Today I will discuss microscopic dissection in Hair Transplant procedures. Since the advent of Follicular Unit Hair Transplantation there are many different ways that physicians employ their staff to dissect the donor strip into individual follicular units in the process of hair transplant procedures, that is the groupings of hair that naturally occur on the scalp that we seek to move to the areas of thinning. There are many different types of microscopes that people use to dissect grafts and many different levels of magnification. Some physicians only have their staff use magnifying glasses on light boxes. I personally have my staff dissecting our grafts using brand new state of the art microscopes with 10x magnification and LED lighting. These microscopes are much more expensive than the typical microscopes but I believe they perform a superior job in dissecting the grafts. The 10x magnification is necessary to visualize the follicle in it’s entirety and allow for optimal dissection and the LED lighting provides excellent visualization while generating almost no heat (which typical lighting generates and can cause the grafts to dry out thus diminishing their chances of survival). Lessor magnification can result in the loss of intact follicles that cannot be visualized under lower magnification. This is turn can lead a lower survival of grafts in the hair transplant procedure.

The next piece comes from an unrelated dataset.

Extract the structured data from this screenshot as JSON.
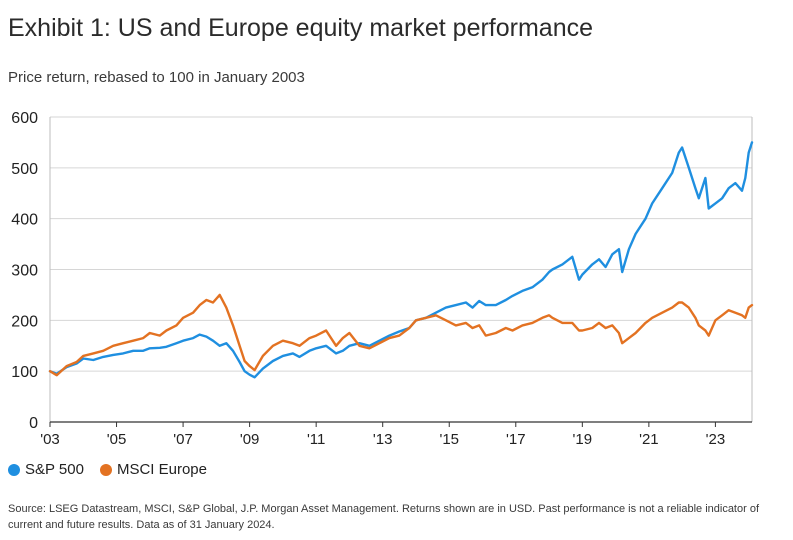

In summary, state of the art high powered LED lit microscopes are more expensive, but superior in creating healthy follicular units for use in hair transplant procedures.

All the best,

Marc Dauer, MD

Donor Scar After FUT- Strip Harvest Hair Transplant Procedure

Greetings,

Today I would like to discuss the closure of the hair transplant donor strip in FUT, which is the strip harvest procedure. This is where we take a strip of hair from the donor zone and dissect it into individual follicular units for transplanting. In order to have an excellent result in the donor region (a fine linear donor scar, between 1-3mm in width) it is imperative to limit the width of the donor strip. Keeping the donor strip limited to a width of 10-15mm is usually safe for a fine scar result. Performing a trichophytic closure (which I have discussed in previous blog entries) can cause the hair to grow through the scar, further camouflaging it. Some physicians prefer to close the door region using staples. This technique is much quicker and easier for the physician. It is also much more uncomfortable for the patient. Sleeping on hard staples in the back of your scalp can be very painful. Staples are also painful to remove. I prefer to use a fine nylon suture which takes longer to place, but is much more comfortable to sleep on and is painless in it’s removal. I also believe that the healing with sutures is better than with staples. I typically have my patients leave their sutures in for 12-14 days before removing them. In hair transplantation there are always many different ways that each step of the process can be performed. It is imperative that the treating physician make decisions that are best for the patient in both the short term and long term.